Later on (around 2005-2006) more people were creating their own blogs and websites about W.I.T.C.H, and asked other fans to visit them. Sadly these do not longer exist, but just shows the immense fan dedication in creating space for fannish activity.
And fandoms did overlap - many fans professed their love for other magic-related fandoms, like Harry Potter, Winx Club and Charmed. In one 2005 issue, the editor joyfully announced the midnight release of The Half-Blooded Prince at a mall in Bucharest that November. Eventually, the content moved from tween to teen (as the audience also grew up with the characters), and pages about celebrities and bands started being included (of particular note, is the overlapping mania of Tokio Hotel and RBD that took hold in Romania).
The editor also said a few words in ths editorial (it would be called the witchitorial). The first Romanian editor of the magazine was Adina Antonie, then from april 2005 Andra Botescu, then from may 2007, Florian Vladâcenco (and the fact that it was a boy editor made quite a bit of commotion in the fandom, with the previous editor encouraging the readers to ask him all their boy-related questions). In his very first intro, he said 'W.I.T.C.H. belongs to you in its entirety'.
From around 2004, the commercialisation of W.I.T.C.H. began. I could write a whole article just on the merch pushed (to be fair, it’s still Disney - and Disney’s gonna Disney). There was an entire series of stories, novels, and practical guides. There were dolls, a sticker album (which I sadly never got!), a A to W(itch) dictionary (in the style of A to Z books), a school agenda, a diary and so many others knick-knacks.
The W.I.T.C.H. animated series, started running in Romania from October 2005, on the kids’ channel Jetix.

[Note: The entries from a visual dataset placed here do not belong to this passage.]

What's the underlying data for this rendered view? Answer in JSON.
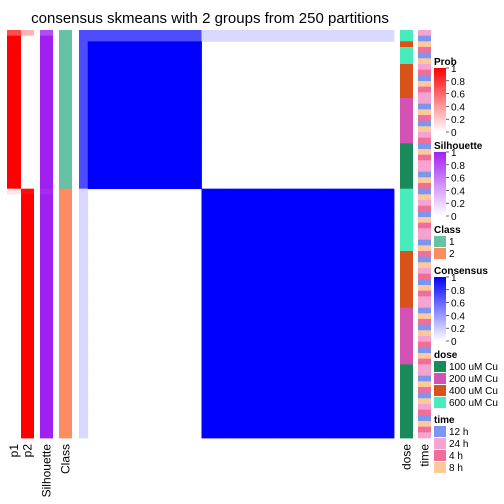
{
  "chart_data": {
    "type": "heatmap",
    "title": "consensus skmeans with 2 groups from 250 partitions",
    "n_samples": 72,
    "group_sizes": [
      28,
      44
    ],
    "consensus_matrix": {
      "description": "block-diagonal consensus heatmap",
      "within_group_value": 1,
      "between_group_value": 0,
      "edge_samples_value": 0.7
    },
    "left_annotations": [
      {
        "label": "p1",
        "values_by_group": [
          1,
          0
        ],
        "first_sample_value": 0.7
      },
      {
        "label": "p2",
        "values_by_group": [
          0,
          1
        ],
        "first_sample_value": 0.3
      },
      {
        "label": "Silhouette",
        "values_by_group": [
          1,
          1
        ],
        "first_sample_value": 0.8
      },
      {
        "label": "Class",
        "values_by_group": [
          "1",
          "2"
        ]
      }
    ],
    "right_annotations": [
      {
        "label": "dose"
      },
      {
        "label": "time"
      }
    ],
    "legends": [
      {
        "title": "Prob",
        "type": "continuous",
        "ticks": [
          "1",
          "0.8",
          "0.6",
          "0.4",
          "0.2",
          "0"
        ],
        "colors": [
          "#ff0000",
          "#ffffff"
        ]
      },
      {
        "title": "Silhouette",
        "type": "continuous",
        "ticks": [
          "1",
          "0.8",
          "0.6",
          "0.4",
          "0.2",
          "0"
        ],
        "colors": [
          "#a020f0",
          "#ffffff"
        ]
      },
      {
        "title": "Class",
        "type": "discrete",
        "items": [
          {
            "label": "1",
            "color": "#66c2a5"
          },
          {
            "label": "2",
            "color": "#fc8d62"
          }
        ]
      },
      {
        "title": "Consensus",
        "type": "continuous",
        "ticks": [
          "1",
          "0.8",
          "0.6",
          "0.4",
          "0.2",
          "0"
        ],
        "colors": [
          "#0000ff",
          "#ffffff"
        ]
      },
      {
        "title": "dose",
        "type": "discrete",
        "items": [
          {
            "label": "100 uM Cu",
            "color": "#1b8a5a"
          },
          {
            "label": "200 uM Cu",
            "color": "#d452b4"
          },
          {
            "label": "400 uM Cu",
            "color": "#d95219"
          },
          {
            "label": "600 uM Cu",
            "color": "#48ebbc"
          }
        ]
      },
      {
        "title": "time",
        "type": "discrete",
        "items": [
          {
            "label": "12 h",
            "color": "#7b97ed"
          },
          {
            "label": "24 h",
            "color": "#f5a3d0"
          },
          {
            "label": "4 h",
            "color": "#f06e9a"
          },
          {
            "label": "8 h",
            "color": "#fdc89b"
          }
        ]
      }
    ]
  }
}
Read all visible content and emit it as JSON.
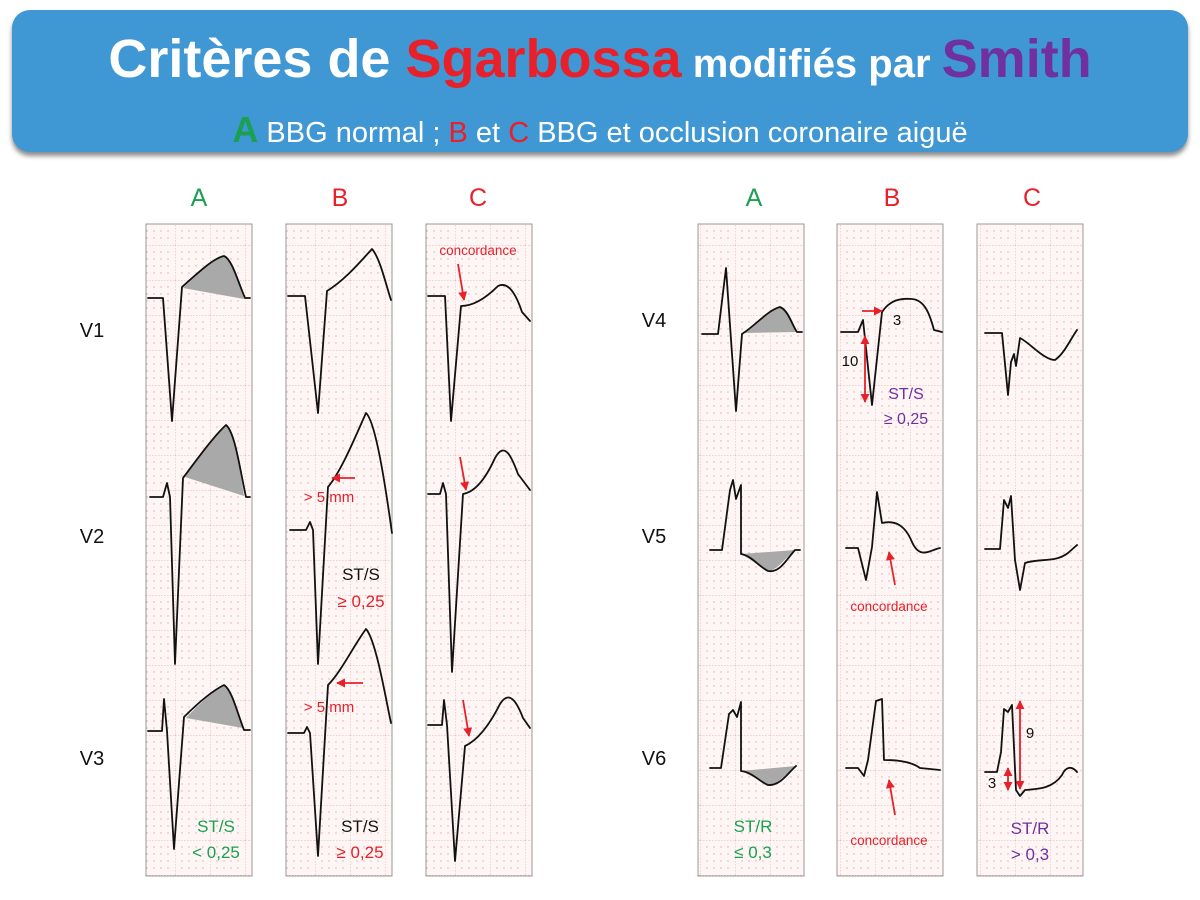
{
  "header": {
    "title_part1": "Critères de ",
    "title_part2": "Sgarbossa",
    "title_part3": " modifiés par ",
    "title_part4": "Smith",
    "subtitle_a_letter": "A",
    "subtitle_a_text": " BBG normal ; ",
    "subtitle_b_letter": "B",
    "subtitle_and": " et ",
    "subtitle_c_letter": "C",
    "subtitle_c_text": " BBG et occlusion coronaire aiguë"
  },
  "colors": {
    "banner": "#3f97d3",
    "green": "#1aa050",
    "red": "#e8202a",
    "purple": "#7030a0",
    "grid": "#e8a7a7",
    "paper": "#fdf6f4",
    "shade": "#a9a9a9"
  },
  "columns": {
    "left": [
      "A",
      "B",
      "C"
    ],
    "right": [
      "A",
      "B",
      "C"
    ]
  },
  "leads": {
    "left": [
      "V1",
      "V2",
      "V3"
    ],
    "right": [
      "V4",
      "V5",
      "V6"
    ]
  },
  "annotations": {
    "concordance": "concordance",
    "gt5mm": "> 5  mm",
    "st_s": "ST/S",
    "st_r": "ST/R",
    "lt_025": "< 0,25",
    "ge_025": "≥ 0,25",
    "le_03": "≤ 0,3",
    "gt_03": "> 0,3",
    "num_3": "3",
    "num_10": "10",
    "num_9": "9"
  }
}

It is… not wholly accurate to the comics. When a fan wrote in and asked the editor why the characters were so different from the comics, the editor dryly replied - 'because it’s made by the French'.
As I was skimming through the issues I had, spanning 2003 to 2009, I noticed a certain tonal change. I think the most exciting times were the early years, 2003-2006. Later on, it got a whiff of corporate meddling - fewer letters were being published, and instead they crammed more ads in. The first issue I have has 78 pages - while the last one has 68 pages.
Also, as the issues progressed, there were certain plot elements, inconsistencies and retcons that bothered me. Arc 8, which concerned itself with starting a magic school for magical children that were hiding all throughout their town, felt incredibly lackluster. And from around this time, issue #97 and up no longer had multiple-issues arcs, but each issues had its own self-contained, individual story. The magic was no longer there.
Remember when I said that Romania would have finished published all issues in 2013, if all went well? Well, this forum post from May 2010 from a Romanian fan says that it’s been confirmed that they stopped publishing after arc 7, and the last number will be #86.
And that’s disappointing, as they blame low sales, but considering I visually saw a decrease in the quality of the magazine, I’m not surprised. And it seemed other countries also started cancelling their issues before getting to the final #139.
For my part, I collected the issues, and bought the adventure books, novels and practical guides, which I want to write their own articles about - merely because information about them is very sparse online, particularly in English-speaking spaces, but I think they have their own value and are worth talking about.
I am grateful I finally got to read the end of the series, and it wouldn’t have happened without the fans that put in so much work into archiving and making it available online, to people who wouldn’t have had the opportunity to do otherwise. And the fans are still here! And just like any fandom that had its heyday moment, back in the day, they still live online, in their own fannish spaces.
Article originally posted on 22 September 2024.